Panduan alat
Tentang Decoder dan parser JWT
JWT Parser mendecode Header dan Payload dari JSON Web Token agar Anda bisa memeriksa alg, typ, signature status, dan klaim umum seperti iss, sub, aud, iat, nbf, dan exp.
Alat ini mengurai token lokal di peramban dan bisa menandatangani ulang Header/Payload yang diedit dengan rahasia HMAC lokal. Token tidak diunggah ke wetool.site.
Cara memakai JWT Parser
- Tempel JWT lengkap dalam format header.payload.signature.
- Klik Decode untuk melihat Header, Payload, dan ringkasan common klaim.
- Periksa exp, nbf, dan iat; biasanya berupa detik epoch.
- Untuk HMAC test token, masukkan secret agar Header/Payload yang diedit di-menandatangani ulang lokal di peramban.
Kapan dipakai
- Debug auth session dengan mengecek apakah token expired atau belum valid.
- Pastikan alg, typ, iss, aud, dan sub sesuai kontrak API gateway atau server.
- Pretty-print payload JSON untuk menemukan scope, role, tenant_id, atau field khusus aplikasi.
- Edit claim development token dan menandatangani ulang lokal dengan rahasia HMAC yang diketahui.
Struktur JWT, klaim, dan batas signature
JWT biasanya memiliki tiga bagian Base64URL: Header, Payload, dan Tanda tangan. Decode Header/Payload tidak membutuhkan secret, tetapi mempercayai token membutuhkan verifikasi tanda tangan dengan key yang benar.
- Header: biasanya berisi alg dan typ, menjelaskan signing algorithm dan token type.
- Payload: berisi klaim seperti iss, sub, aud, iat, nbf, exp, dan app-specific fields.
- Tanda tangan: melindungi Header/Payload dari perubahan; decode token tidak membuktikan tanda tangan valid.
- Klaim waktu: iat, nbf, dan exp biasanya dalam detik Unix, bukan milidetik.
Pertanyaan umum tentang Parser JWT
- Apakah decode JWT sama dengan verify?
- Tidak. Decode hanya membaca Header dan Payload. Verify perlu memeriksa signature dengan secret atau kunci publik yang benar.
- Mengapa payload bisa dibaca tanpa password?
- JWT Header dan Payload adalah Base64URL encoding, bukan encryption. Jangan menyimpan secrets di JWT payload biasa.
- Apa itu exp, iat, dan nbf?
- exp adalah waktu kedaluwarsa, iat adalah waktu penerbitan, dan nbf adalah waktu mulai berlaku. Umumnya disimpan sebagai detik Unix.
- Apakah token masih jalan setelah Payload diedit?
- Biasanya tidak kecuali di-menandatangani ulang. Alat ini bisa menandatangani ulang HMAC test tokens secara lokal saat secret dimasukkan.
- Apakah JWT saya diunggah?
- Tidak. Decode, editing, dan HMAC re-signing berjalan lokal di peramban dan tidak diunggah ke wetool.site.
JWT vs cookie sesi
Sesi biasanya menyimpan state di server dan memberi peramban ID sesi. JWT membawa klaim di dalam token, berguna antar layanan, tetapi masa berlaku, kunci penandatanganan, dan isi payload harus lebih dijaga.

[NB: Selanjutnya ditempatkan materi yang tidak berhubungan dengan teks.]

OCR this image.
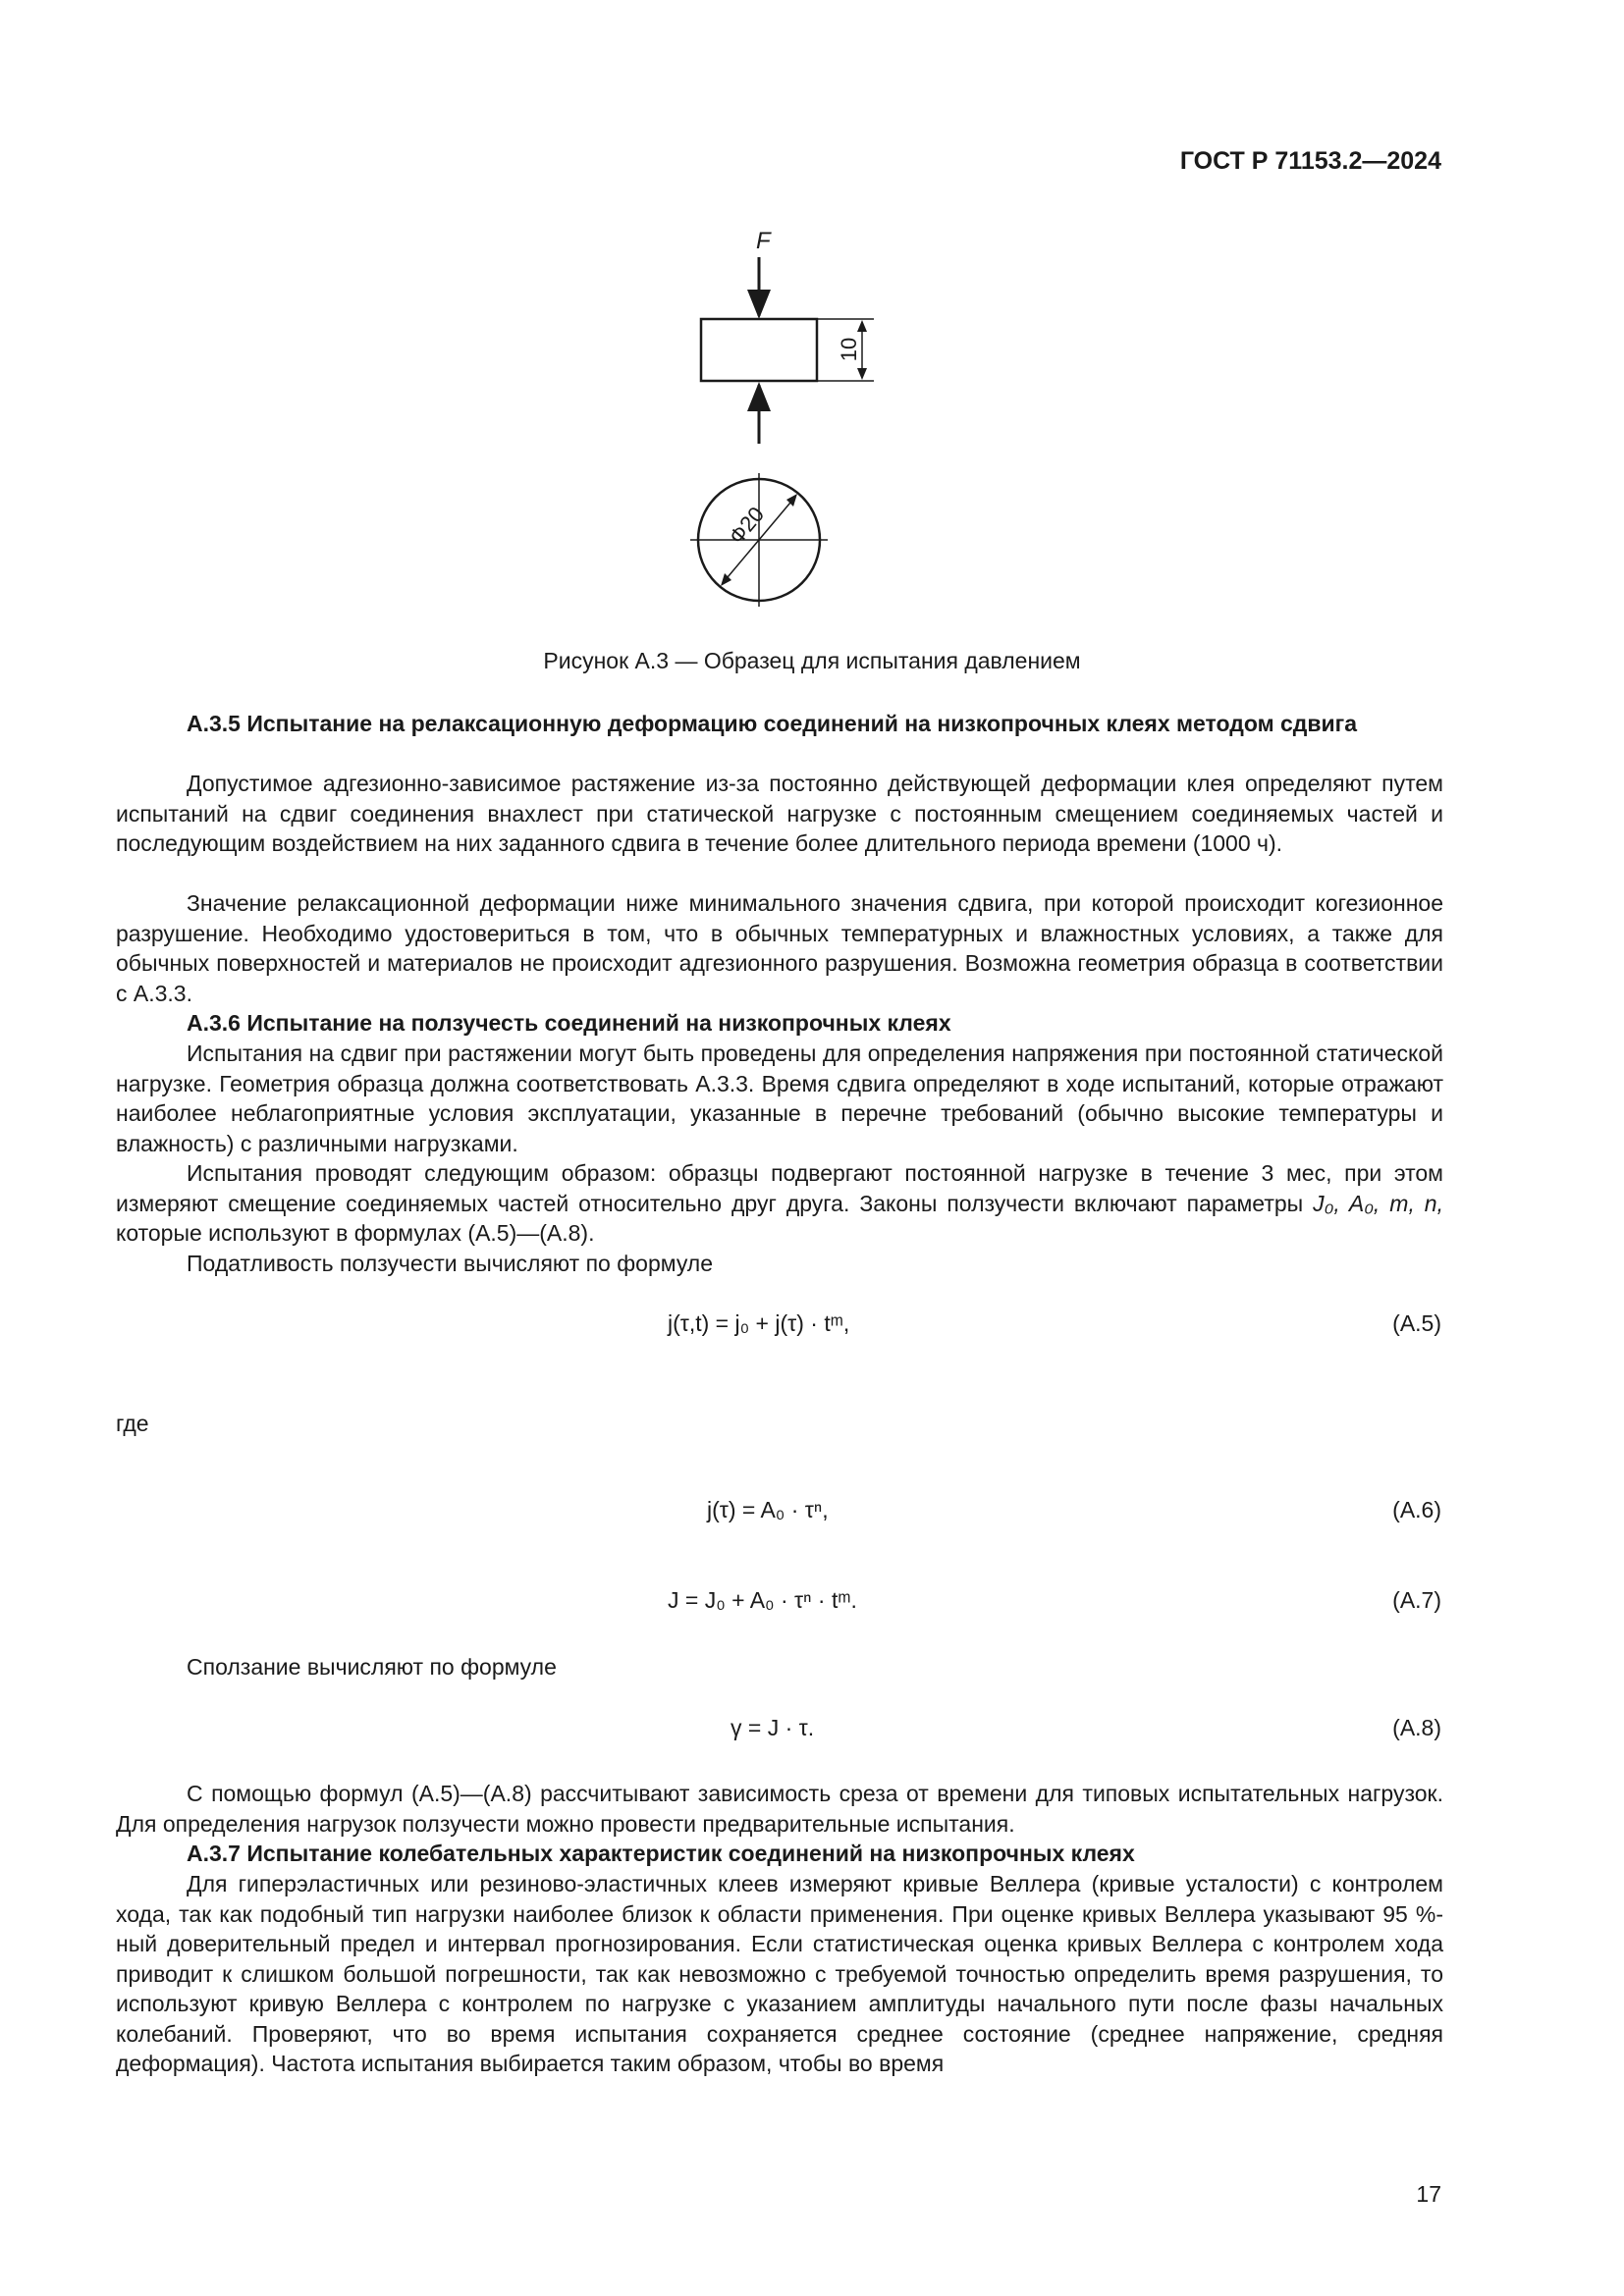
ГОСТ Р 71153.2—2024
F
10
Ф20
Рисунок А.3 — Образец для испытания давлением
А.3.5 Испытание на релаксационную деформацию соединений на низкопрочных клеях методом сдвига
Допустимое адгезионно-зависимое растяжение из-за постоянно действующей деформации клея определяют путем испытаний на сдвиг соединения внахлест при статической нагрузке с постоянным смещением соединяемых частей и последующим воздействием на них заданного сдвига в течение более длительного периода времени (1000 ч).
Значение релаксационной деформации ниже минимального значения сдвига, при которой происходит когезионное разрушение. Необходимо удостовериться в том, что в обычных температурных и влажностных условиях, а также для обычных поверхностей и материалов не происходит адгезионного разрушения. Возможна геометрия образца в соответствии с А.3.3.
А.3.6 Испытание на ползучесть соединений на низкопрочных клеях
Испытания на сдвиг при растяжении могут быть проведены для определения напряжения при постоянной статической нагрузке. Геометрия образца должна соответствовать А.3.3. Время сдвига определяют в ходе испытаний, которые отражают наиболее неблагоприятные условия эксплуатации, указанные в перечне требований (обычно высокие температуры и влажность) с различными нагрузками.
Испытания проводят следующим образом: образцы подвергают постоянной нагрузке в течение 3 мес, при этом измеряют смещение соединяемых частей относительно друг друга. Законы ползучести включают параметры J₀, A₀, m, n, которые используют в формулах (А.5)—(А.8).
Податливость ползучести вычисляют по формуле
j(τ,t) = j₀ + j(τ) · tᵐ,	(А.5)
где
j(τ) = A₀ · τⁿ,	(А.6)
J = J₀ + A₀ · τⁿ · tᵐ.	(А.7)
Сползание вычисляют по формуле
γ = J · τ.	(А.8)
С помощью формул (А.5)—(А.8) рассчитывают зависимость среза от времени для типовых испытательных нагрузок. Для определения нагрузок ползучести можно провести предварительные испытания.
А.3.7 Испытание колебательных характеристик соединений на низкопрочных клеях
Для гиперэластичных или резиново-эластичных клеев измеряют кривые Веллера (кривые усталости) с контролем хода, так как подобный тип нагрузки наиболее близок к области применения. При оценке кривых Веллера указывают 95 %-ный доверительный предел и интервал прогнозирования. Если статистическая оценка кривых Веллера с контролем хода приводит к слишком большой погрешности, так как невозможно с требуемой точностью определить время разрушения, то используют кривую Веллера с контролем по нагрузке с указанием амплитуды начального пути после фазы начальных колебаний. Проверяют, что во время испытания сохраняется среднее состояние (среднее напряжение, средняя деформация). Частота испытания выбирается таким образом, чтобы во время
17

Checklist verifikasi tanda tangan dan alg JWT
JWT yang bisa didecode tidak otomatis trustworthy. Verification sebenarnya harus menetapkan algorithm, key source, issuer, audience, dan signature policy.
- Jangan memilih verification algorithm hanya dari token alg header; server harus memakai configured allowlist.
- Perlakukan alg=none, HS256/RS256 confusion, atau kid yang menunjuk external locations sebagai high-risk configurations.
- Alat ini berguna untuk inspection dan HMAC test tokens, tetapi production verification harus di server atau auth gateway.
Debug waktu exp, nbf, dan iat
Klaim waktu pada JWT umumnya dalam detik Unix. Jika masa berlakunya terlihat salah, periksa dulu tertukarnya detik dengan milidetik, selisih jam, dan zona waktu yang ditampilkan.
- Jika exp lebih awal dari current detik epoch, token expired; jika nbf lebih lambat dari sekarang, token belum aktif.
- Membaca milidetik 13 digit sebagai detik menghasilkan tanggal yang sangat jauh; membaca detik 10 digit sebagai milidetik jatuh di dekat 1970.
- Servers harus menjaga NTP sync dan mengizinkan small clock skew, tetapi grace period panjang tidak boleh menutupi configuration mistakes.